Department Description: Are you interested in American politics; international affairs; critical issues such as health, the environment, and civil rights; theories concerning the ideal government and how power and resources are allocated in society? If so, you should consider studying political science. Politics affects the air we breathe, the way we’re educated, the jobs we do, the communities we live in and the taxes we pay. By studying Political Science, you’ll learn the principles at work behind the decisions that affect very aspect of our lives. Political science students study the systems people set up to organize their societies, from neighborhoods to nations.
Department Learning Outcomes:
- Identify and apply alternative explanatory systems or theories.
- Identify and communicate alternative explanations for contemporary social issues.
- Identify the methods and data that historians and social and behavioral sciences use to investigate the human condition.
- Examine social institutions and processes across a range of historical periods or cultures.
Special Department Information: Courses in Political Science require students to read and understand written material, and to express themselves in writing and class discussion. Therefore it is suggested that students have college level study and communication skills.

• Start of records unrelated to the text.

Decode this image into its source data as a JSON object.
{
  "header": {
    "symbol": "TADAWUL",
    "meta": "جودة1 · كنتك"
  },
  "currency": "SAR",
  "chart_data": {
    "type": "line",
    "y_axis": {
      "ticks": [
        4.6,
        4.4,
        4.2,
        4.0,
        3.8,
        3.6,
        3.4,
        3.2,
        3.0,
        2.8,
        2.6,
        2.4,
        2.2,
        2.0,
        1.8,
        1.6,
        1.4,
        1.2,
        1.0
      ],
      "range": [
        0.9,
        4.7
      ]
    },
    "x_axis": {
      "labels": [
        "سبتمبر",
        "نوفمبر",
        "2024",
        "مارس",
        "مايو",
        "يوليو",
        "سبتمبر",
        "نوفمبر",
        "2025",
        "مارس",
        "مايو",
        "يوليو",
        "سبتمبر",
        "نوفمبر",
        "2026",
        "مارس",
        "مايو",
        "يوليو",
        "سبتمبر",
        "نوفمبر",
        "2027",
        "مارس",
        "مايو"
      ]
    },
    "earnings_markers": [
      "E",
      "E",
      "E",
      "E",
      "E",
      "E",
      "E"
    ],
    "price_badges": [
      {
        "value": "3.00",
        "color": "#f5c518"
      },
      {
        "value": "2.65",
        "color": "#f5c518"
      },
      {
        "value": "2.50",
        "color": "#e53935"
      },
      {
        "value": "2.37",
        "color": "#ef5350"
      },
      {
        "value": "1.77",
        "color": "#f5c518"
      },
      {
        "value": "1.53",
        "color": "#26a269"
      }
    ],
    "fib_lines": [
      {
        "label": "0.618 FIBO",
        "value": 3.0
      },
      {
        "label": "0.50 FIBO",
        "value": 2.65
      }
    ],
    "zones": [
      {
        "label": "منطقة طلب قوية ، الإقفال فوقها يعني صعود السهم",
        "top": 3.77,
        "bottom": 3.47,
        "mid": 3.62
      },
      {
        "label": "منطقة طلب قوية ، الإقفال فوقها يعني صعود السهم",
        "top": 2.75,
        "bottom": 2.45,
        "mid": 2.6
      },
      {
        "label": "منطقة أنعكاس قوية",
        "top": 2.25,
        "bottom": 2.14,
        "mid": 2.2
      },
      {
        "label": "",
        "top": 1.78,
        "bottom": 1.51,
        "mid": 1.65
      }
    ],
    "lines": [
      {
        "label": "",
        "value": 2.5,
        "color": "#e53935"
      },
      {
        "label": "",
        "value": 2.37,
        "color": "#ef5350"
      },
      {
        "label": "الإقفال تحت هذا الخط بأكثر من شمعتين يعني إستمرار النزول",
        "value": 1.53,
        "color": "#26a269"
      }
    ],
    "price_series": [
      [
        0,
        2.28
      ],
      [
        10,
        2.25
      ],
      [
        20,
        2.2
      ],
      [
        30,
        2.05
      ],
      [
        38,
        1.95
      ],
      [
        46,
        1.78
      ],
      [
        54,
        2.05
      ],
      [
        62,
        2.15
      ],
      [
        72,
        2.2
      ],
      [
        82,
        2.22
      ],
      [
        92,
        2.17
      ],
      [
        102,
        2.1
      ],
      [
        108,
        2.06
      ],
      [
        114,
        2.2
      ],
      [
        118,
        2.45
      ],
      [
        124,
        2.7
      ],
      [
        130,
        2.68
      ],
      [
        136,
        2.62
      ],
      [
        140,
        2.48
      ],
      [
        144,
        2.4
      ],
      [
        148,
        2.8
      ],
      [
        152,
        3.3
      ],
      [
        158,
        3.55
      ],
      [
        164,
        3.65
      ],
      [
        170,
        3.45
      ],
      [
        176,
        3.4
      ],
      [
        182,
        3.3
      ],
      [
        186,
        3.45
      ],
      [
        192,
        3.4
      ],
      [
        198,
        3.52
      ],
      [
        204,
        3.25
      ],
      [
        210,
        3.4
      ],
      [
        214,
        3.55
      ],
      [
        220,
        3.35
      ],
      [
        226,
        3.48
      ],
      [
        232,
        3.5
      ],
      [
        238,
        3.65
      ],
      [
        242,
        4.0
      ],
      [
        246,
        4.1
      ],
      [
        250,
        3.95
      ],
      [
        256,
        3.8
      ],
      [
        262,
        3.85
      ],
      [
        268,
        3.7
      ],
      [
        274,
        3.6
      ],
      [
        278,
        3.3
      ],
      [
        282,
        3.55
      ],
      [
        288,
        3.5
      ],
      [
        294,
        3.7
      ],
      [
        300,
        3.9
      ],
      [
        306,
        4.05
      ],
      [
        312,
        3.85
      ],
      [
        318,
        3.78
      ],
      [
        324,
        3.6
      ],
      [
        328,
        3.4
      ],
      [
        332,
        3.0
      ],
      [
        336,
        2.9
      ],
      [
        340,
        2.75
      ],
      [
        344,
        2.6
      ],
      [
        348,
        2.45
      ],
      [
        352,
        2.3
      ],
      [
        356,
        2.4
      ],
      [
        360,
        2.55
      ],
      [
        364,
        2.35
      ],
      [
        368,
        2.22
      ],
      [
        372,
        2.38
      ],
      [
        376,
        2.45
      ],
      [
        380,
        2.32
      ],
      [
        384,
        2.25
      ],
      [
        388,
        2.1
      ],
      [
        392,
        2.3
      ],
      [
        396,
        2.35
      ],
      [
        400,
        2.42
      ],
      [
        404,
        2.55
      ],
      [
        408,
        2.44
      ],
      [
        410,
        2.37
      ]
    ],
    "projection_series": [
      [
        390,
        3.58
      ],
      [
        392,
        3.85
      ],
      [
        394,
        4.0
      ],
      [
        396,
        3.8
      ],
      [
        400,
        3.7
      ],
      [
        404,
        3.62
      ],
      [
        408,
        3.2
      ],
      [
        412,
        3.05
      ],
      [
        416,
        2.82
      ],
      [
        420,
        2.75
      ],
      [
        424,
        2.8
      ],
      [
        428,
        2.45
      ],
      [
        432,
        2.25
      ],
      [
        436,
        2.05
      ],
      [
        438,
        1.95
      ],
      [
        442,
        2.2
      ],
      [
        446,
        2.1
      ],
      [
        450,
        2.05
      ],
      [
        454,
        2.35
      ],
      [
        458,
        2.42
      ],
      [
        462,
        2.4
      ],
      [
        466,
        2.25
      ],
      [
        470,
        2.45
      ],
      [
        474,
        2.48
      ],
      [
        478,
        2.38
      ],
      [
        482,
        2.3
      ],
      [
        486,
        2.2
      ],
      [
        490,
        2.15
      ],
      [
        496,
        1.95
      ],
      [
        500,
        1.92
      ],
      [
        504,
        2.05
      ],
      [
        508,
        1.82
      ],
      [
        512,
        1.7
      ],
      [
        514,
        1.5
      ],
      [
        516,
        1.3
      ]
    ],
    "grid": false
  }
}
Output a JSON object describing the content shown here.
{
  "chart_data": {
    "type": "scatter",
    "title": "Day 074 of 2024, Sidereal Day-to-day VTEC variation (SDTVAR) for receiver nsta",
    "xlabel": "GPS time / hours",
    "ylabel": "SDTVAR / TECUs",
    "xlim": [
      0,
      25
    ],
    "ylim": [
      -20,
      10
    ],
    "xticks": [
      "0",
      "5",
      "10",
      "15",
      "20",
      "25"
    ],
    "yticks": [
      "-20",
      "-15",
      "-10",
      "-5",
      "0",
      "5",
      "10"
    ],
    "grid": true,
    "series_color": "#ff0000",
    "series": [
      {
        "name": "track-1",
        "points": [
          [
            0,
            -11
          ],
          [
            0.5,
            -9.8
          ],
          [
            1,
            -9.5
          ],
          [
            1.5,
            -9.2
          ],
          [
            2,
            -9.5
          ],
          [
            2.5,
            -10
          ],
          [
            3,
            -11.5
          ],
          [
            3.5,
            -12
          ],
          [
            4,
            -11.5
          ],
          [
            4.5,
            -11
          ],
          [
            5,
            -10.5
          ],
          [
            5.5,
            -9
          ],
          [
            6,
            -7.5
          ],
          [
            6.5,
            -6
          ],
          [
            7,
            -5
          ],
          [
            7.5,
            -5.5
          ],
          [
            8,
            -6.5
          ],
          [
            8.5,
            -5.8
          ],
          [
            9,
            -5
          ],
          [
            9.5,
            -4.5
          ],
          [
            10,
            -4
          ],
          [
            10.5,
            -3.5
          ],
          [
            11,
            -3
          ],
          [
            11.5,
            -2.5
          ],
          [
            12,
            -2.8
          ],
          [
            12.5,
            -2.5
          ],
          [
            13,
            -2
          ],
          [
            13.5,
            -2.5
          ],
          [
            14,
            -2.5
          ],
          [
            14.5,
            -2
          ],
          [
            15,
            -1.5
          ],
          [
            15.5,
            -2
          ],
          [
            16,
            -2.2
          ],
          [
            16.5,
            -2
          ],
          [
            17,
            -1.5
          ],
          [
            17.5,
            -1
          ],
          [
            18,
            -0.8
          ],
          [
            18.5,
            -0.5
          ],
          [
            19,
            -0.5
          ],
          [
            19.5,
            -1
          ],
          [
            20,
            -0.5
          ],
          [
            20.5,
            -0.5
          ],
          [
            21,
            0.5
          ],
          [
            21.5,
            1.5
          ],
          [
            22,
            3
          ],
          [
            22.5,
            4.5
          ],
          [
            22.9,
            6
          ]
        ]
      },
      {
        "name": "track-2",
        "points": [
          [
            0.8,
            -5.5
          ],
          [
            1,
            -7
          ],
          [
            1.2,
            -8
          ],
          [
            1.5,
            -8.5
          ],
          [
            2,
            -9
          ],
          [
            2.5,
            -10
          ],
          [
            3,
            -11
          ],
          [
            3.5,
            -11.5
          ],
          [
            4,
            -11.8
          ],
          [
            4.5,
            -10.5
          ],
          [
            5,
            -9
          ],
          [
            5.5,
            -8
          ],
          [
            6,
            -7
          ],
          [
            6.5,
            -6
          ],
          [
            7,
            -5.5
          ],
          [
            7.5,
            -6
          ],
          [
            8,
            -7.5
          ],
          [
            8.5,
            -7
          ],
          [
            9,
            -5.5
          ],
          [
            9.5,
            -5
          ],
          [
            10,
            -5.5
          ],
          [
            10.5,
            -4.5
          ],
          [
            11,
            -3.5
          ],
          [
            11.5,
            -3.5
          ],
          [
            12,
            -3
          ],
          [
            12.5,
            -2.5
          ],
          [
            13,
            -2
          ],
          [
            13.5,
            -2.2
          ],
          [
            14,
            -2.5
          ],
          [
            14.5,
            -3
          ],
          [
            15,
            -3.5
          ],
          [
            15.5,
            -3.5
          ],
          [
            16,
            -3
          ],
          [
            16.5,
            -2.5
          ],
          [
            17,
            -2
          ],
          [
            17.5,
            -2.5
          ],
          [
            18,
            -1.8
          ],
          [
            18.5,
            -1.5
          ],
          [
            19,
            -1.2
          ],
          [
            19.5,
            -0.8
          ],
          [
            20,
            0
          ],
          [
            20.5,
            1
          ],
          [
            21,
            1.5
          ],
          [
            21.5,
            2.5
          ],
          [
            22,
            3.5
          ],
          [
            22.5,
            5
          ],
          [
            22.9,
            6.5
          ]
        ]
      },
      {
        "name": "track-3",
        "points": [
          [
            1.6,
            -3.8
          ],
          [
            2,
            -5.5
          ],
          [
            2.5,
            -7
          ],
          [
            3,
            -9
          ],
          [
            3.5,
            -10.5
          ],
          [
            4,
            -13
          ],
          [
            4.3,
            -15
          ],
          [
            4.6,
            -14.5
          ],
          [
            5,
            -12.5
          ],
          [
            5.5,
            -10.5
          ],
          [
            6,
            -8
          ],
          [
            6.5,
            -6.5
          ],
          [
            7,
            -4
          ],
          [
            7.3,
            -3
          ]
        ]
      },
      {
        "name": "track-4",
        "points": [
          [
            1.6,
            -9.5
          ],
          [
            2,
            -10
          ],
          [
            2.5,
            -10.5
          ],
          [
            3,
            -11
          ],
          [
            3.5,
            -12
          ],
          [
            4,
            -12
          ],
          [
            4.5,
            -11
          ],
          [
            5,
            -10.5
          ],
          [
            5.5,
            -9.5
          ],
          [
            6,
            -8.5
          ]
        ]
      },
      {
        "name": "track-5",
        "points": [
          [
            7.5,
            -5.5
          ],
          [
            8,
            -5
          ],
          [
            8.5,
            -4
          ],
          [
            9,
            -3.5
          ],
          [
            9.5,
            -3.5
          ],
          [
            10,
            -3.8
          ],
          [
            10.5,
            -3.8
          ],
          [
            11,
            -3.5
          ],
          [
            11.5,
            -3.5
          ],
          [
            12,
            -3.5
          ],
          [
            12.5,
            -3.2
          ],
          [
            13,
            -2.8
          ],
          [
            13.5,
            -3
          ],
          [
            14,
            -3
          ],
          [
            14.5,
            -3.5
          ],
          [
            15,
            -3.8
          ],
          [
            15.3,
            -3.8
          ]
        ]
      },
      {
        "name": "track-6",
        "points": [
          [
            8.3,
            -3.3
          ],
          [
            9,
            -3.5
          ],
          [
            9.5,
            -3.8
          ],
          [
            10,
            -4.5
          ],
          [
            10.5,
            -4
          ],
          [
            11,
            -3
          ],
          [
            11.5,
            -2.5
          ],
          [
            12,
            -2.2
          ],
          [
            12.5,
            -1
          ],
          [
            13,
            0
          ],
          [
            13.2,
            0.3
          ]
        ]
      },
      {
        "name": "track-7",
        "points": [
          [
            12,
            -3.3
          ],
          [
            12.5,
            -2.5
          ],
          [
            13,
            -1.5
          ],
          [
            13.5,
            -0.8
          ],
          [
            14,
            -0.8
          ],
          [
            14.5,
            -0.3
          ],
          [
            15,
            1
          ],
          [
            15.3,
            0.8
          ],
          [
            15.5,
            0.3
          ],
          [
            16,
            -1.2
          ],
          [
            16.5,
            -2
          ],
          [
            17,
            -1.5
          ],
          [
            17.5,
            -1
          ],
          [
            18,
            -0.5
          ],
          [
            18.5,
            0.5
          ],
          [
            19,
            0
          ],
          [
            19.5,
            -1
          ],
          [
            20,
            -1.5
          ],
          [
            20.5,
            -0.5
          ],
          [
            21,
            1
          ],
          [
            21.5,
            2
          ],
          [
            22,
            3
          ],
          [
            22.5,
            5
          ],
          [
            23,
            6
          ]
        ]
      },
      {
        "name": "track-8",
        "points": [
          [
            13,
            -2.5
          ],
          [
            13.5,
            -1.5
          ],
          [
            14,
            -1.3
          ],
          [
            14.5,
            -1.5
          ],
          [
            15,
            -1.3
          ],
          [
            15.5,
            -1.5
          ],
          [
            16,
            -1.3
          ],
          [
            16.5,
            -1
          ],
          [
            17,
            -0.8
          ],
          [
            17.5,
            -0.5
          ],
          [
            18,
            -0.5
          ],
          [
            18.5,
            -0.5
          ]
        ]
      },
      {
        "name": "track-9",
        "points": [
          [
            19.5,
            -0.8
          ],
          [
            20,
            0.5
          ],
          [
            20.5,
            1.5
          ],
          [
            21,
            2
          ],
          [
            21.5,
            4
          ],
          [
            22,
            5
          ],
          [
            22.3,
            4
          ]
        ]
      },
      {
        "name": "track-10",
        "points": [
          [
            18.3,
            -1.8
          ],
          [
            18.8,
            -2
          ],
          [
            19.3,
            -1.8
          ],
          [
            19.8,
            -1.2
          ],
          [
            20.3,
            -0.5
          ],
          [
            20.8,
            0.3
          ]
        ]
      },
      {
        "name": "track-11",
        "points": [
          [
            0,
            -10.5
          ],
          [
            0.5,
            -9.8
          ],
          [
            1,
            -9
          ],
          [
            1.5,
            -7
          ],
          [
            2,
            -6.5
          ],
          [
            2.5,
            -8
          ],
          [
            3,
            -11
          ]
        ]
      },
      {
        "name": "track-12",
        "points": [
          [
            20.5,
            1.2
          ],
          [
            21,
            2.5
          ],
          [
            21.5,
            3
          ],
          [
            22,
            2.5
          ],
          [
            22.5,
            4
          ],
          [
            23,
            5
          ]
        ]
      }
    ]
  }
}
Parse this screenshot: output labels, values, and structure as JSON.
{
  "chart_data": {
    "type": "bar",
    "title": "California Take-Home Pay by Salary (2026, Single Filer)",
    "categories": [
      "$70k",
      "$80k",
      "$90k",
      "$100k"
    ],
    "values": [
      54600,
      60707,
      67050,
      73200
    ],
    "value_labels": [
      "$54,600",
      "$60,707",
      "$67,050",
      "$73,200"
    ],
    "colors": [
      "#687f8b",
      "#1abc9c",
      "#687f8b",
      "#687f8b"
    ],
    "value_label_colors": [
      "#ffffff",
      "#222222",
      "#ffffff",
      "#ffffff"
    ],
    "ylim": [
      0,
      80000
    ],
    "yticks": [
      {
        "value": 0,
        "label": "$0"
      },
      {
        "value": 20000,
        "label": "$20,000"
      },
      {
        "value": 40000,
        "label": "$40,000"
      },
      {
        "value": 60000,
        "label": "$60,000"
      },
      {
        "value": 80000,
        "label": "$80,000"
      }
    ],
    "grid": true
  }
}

Transfer Opportunities: The analytical, critical thinking, and communications skills honed in Political Science courses enhance a student’s chance for success in any major. Most 4-year colleges and universities have degree programs in Political Science, and it is the most frequent undergraduate major for law students.
Career Opportunities: Political science students enjoy a versatility of skills and a wide range of exciting careers in federal, state, and local governments; law; business; international organizations; nonprofit organizations; campaign management and polling; journalism; education; electoral politics; research; and university and college teaching. in fact, any field that requires analytical and communication skills offers potential employment opportunities for Political Science students.
Political Science Instructor
Steve Wenzel has been a respected and dedicated faculty member of the CLC Political Science Department since 1989. Mr. Wenzel received his undergraduate degree in Political Science and Education and his Master’s Degree in Political Science and American History from St. Cloud State University. Elected to the Minnesota House of Representatives in 1972, Steve served from 1973-2001 during which time he was Chairman of the Minnesota House Agriculture Committee. From 2001-2009, Steve served as Minnesota State Director of Rural Development in the United States Department of Agriculture while continuing to teach at CLC on a limited basis. He is also the Executive Director of the CLC Gordon Rosenmeier Center for State and Local Government.